Book Recommendation

I'm reading Bangkok Tattoo by John Burdett now. It's a fun read and provides some interesting insight into Thai culture, even though it's written by a Westerner. Bangkok 8 by the same author is supposed to be just as intriguing.

Update: I finished reading this book and didn't have the best aftertaste. It was entertaining and I'd still recommend to anyone interested in Bangkok. But the more I read, the more bothered I became that a Western man was writing as though he had Bangkok totally figured out. Seemed a little smug. But let me know what you think if you end up reading it.


Officially a Resident

I have an address in Bangkok now. My studio apartment is right off Soi Rangnam, a sweet street known for its unassuming restaurants that serve some of the best Isan (Northeastern Thai) food in the city. Almost all of the residents are Thai so it's not as expensive as more touristy areas. (Apparently, though, more farangs have moved here recently as they've caught wind of the perks. Seems gentrification is alive and well all over the world.) I have just about everything I need right outside my door: dry cleaning, laundromat, video rental, 7-11, grocery store, tailor, internet cafe, coffee shops, bakery, movie theatre, karaoke bar, a gorgeous gym/pool/sauna in a nearby hotel. But my favorite neighborhood attraction—my respite from all the hustle and bustle of the city—is the lush park with ½-mile walking path. Masses gather there every evening for Tai Chi and aerobics. The latter is a sight to behold as music blasts from the speakers and instructors spur their pupils on with great animation. There are always several badminton matches in progress. A small “gym” in one corner contains structures for stretching, pull-ups and sit-ups. There's also a pond, which produces an impressive lights and water show set to classical music every night at seven. One thing that threw me the first time I experienced it: At the same time every morning and evening, park officials blow their whistles and everyone stops still in their tracks to listen to the national anthem. It's just a sight you don't see everyday. Well, I suppose I do now. Anyway, I feel so lucky that I'm in the perfect neighborhood for me and it's convenient (four Skytrain stops) to work, thanks to having Sarah know where I'd be happiest. I'm sure without her recommendations, I could be having a much different experience.

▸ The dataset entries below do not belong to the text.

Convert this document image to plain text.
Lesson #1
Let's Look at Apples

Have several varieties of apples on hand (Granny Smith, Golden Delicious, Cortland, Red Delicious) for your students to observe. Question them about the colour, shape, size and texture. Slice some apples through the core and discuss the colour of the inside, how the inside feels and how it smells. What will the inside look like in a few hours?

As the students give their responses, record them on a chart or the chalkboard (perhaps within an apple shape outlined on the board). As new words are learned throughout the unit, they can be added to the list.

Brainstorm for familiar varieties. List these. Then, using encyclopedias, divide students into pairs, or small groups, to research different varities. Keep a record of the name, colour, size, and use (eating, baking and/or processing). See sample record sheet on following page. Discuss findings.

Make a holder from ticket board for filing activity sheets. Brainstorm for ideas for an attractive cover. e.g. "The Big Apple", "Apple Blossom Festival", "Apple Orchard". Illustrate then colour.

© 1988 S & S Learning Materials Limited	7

Backtrack: My transition. It wasn't exactly a walk in the park. The relentless pace of Bangkok was an abrupt slap of reality after the lackadaisical vibe in Chiang Mai. Sarah and I crossed paths in the air as she went to vacation in Northern Thailand, so I was left to my own devices, which was a good thing in retrospect (character building and all that). I negotiated the city looking the wide-eyed awkward tourist part I'm sure. A Thai native from my school took me apartment hunting, which was heaven-sent because I have no idea how I would have done it without speaking Thai. Luckily she was also available a few days later when I needed to move out because of an adverse reaction (understatement) to the mold-ridden walls. But all's well that ends well because I love my new mold-free apartment on the corner with lots of light. And I'm starting to feel quite at home in my neighborhood and excited about all the adventures this city can offer.

Aerobics in the park: The old man in the yellow tank top is there all the time and could probably outfight any 20-something




I'm staying in Chiang Mai for a few days to unwind before moving to Bangkok. In that spirit, some friends and I took a sawngthaew to the hot springs about 30 minutes outside of town. Groups of people spread their blankets and picnics along the stream, the proximity to the springs dependent on their tolerance of heat. The pool for swimming is the perfect bath-water temp and a forceful waterfall provides a make-shift back massage. Some people boil eggs over the side of the springs for a snack. A relaxing afternoon followed by a breezy ride back at sunset was just what I needed.



Well, I’ve done graduated as Jethro would say. I got a job where I wanted in Bangkok and start teaching in about a week and a half. Yesterday was bittersweet as we were all happy to bid farewell to homework and long hours but sad to see the group dissolve. We spent so much time together and really bonded. The instructors took us to a nice dinner last night to celebrate and then we carried the party to the lobby outside my guesthouse. Allan’s beau brought some Thai delicacies, including fried grasshoppers, from the market. Good thing there was also plenty of whiskey on hand.


Here She Comes...

Ahn is the tour guide who operates out of the lobby of my guesthouse. His passion is collecting photographs of Miss Thailand and he'll proudly walk anyone who's interested through several large albums of pictures that date back to the '60s. He says he's 90% finished with the project. Some friends and I went on one of his day trips bamboo rafting down a river and swimming under some waterfalls. We rafted to a “restaurant”, more like a gas stove under a hut in the woods, and dined on whole fish, roasted chicken, and a variety of potato chips. It was really nice to get out of town for a bit and breathe some country air.